We 9 January 1861The Edgar, 91, screw, Capt. James Katon, flagship of Rear-Admiral J.E. Erskine, left Portsmouth harbour yesterday morning, and took up a berth to the eastward of the ships at Spithead. The ships now anchored at Spithead, in addition to the Edgar, comprise the Algiers, 91, screw, Capt. G.D. O'Callaghan; the Trafalgar, 91, screw, Capt. Fanshawe; the Immortalité, 51, screw, Capt. G. Hancock; the Diadem, 32, screw, Capt. G. Cockburn; the Cossack, 20, screw, Capt. R. Moorman; the Desperate, 7, screw, Commander Ross; and the Triton, 3, paddle, Lieut-Commander R. Burton; the whole representing a force of 477 guns, and 4,410-horse power, nominal.
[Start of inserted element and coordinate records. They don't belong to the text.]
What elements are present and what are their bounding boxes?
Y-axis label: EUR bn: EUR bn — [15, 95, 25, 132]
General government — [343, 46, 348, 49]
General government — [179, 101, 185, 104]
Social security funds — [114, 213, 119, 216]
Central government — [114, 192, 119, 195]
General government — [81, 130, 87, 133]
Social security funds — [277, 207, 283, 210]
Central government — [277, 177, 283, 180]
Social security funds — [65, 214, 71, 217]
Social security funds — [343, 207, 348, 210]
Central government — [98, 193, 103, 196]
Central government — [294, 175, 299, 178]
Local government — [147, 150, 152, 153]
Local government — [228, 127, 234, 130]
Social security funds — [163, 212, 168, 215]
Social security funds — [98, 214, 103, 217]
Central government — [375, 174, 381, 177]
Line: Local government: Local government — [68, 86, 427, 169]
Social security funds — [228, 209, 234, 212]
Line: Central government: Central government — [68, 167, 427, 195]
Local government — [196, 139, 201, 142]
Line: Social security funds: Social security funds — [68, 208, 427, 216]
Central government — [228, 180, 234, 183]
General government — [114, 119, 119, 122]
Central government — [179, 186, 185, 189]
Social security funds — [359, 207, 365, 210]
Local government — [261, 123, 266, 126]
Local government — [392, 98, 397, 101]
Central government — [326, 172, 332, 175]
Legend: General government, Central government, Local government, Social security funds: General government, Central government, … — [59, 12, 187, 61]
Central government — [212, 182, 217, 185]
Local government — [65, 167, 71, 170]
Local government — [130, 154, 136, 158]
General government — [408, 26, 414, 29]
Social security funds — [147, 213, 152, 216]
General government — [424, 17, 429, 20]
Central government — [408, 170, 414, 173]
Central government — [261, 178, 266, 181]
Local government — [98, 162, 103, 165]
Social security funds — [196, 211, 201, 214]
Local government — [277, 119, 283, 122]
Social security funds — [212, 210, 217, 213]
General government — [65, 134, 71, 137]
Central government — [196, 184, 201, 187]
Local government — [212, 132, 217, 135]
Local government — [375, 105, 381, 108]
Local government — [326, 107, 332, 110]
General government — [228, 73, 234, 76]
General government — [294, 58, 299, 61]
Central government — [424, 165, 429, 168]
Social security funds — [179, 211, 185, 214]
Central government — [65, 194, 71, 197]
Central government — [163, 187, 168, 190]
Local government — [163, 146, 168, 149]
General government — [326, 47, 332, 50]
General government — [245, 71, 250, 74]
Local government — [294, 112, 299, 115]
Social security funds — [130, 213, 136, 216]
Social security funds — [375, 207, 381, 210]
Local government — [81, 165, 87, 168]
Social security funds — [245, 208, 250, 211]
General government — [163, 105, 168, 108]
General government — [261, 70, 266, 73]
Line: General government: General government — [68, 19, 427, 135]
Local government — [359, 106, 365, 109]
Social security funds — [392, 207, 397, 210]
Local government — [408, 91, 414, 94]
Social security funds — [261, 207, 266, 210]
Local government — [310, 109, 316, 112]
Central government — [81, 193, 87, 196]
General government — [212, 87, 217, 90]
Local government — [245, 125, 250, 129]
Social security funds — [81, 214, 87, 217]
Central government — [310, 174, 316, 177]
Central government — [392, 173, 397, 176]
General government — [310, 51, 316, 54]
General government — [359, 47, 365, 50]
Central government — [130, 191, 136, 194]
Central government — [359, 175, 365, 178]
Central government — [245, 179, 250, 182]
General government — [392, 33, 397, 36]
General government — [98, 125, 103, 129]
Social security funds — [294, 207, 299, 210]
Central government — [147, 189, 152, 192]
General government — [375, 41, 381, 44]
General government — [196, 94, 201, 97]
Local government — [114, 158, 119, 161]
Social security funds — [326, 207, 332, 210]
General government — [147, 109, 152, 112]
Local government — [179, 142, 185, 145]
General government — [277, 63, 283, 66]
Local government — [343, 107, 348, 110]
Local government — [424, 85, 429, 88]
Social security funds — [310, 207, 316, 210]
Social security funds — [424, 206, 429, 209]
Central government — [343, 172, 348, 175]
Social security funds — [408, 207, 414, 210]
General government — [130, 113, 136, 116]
The screw steamship Centurion, 80, Capt. H.D. Rogers, C.B., which left Lisbon on the 30th of December, arrived in Plymouth Sound yesterday morning. She started from the Tagus under steam, with a southerly wind, which continued until the 4th inst., when she was taken aback with east and south-east winds. On Sunday it changed to southwest, and so continued until 8.30 a.m. on Monday, when baffling winds were experienced, and at 2 30 p.m. steam was got up and continued until she reached the Sound. The weather was moderate and fine all the passage home. The Centurion brings only 10 invalids, who were taken from Lisbon hospital, where they were left by the Channel Fleet; she was ordered to go up Hamoaze yesterday afternoon to make good defects; her crew will be paid down and granted leave of absence. The screw steamship St. Jean d'Acre, 101, Capt. the Hon. C. Elliott, which arrived December 29, was left in the Tagus. The Centurion spoke January 4, at 4 p.m. the ship Phoenix, homeward bound.
Ma 14 January 1861Rear-Admiral J.E. Erskine's division of the Channel fleet, consisting of the Edgar, 91, screw, Capt. James Katon; Algiers, 91, screw, Capt. G.D. O'Callaghan; Trafalgar, 90, screw, Capt. E.G. Fanshawe; and the Diadem, 32, screw, Capt. E.G. Fanshawe [should be J.H. Cockburn], left Spithead at 2.30 p.m. on Saturday, under steam, and, passing out by the Bembridge lightvessel, proceeded down Channel, their ultimate destination, being stated to be Lisbon.
The Immortalité, 51, screw, Capt G. Hancock, and the Desperate, 7, screw, Commander Ross, remain at Spithead.
The St. George, 90, screw, Capt. the Hon. F. Egerton, left Spithead at 10 a.m. yesterday for Plymouth, where his Royal Highness Prince Alfred will embark prior to the ship sailing for North, America and the West Indies. Prior to the ship leaving Spithead Col. the Hon. H. Byng embarked onboard, and proceeded round to Plymouth in her.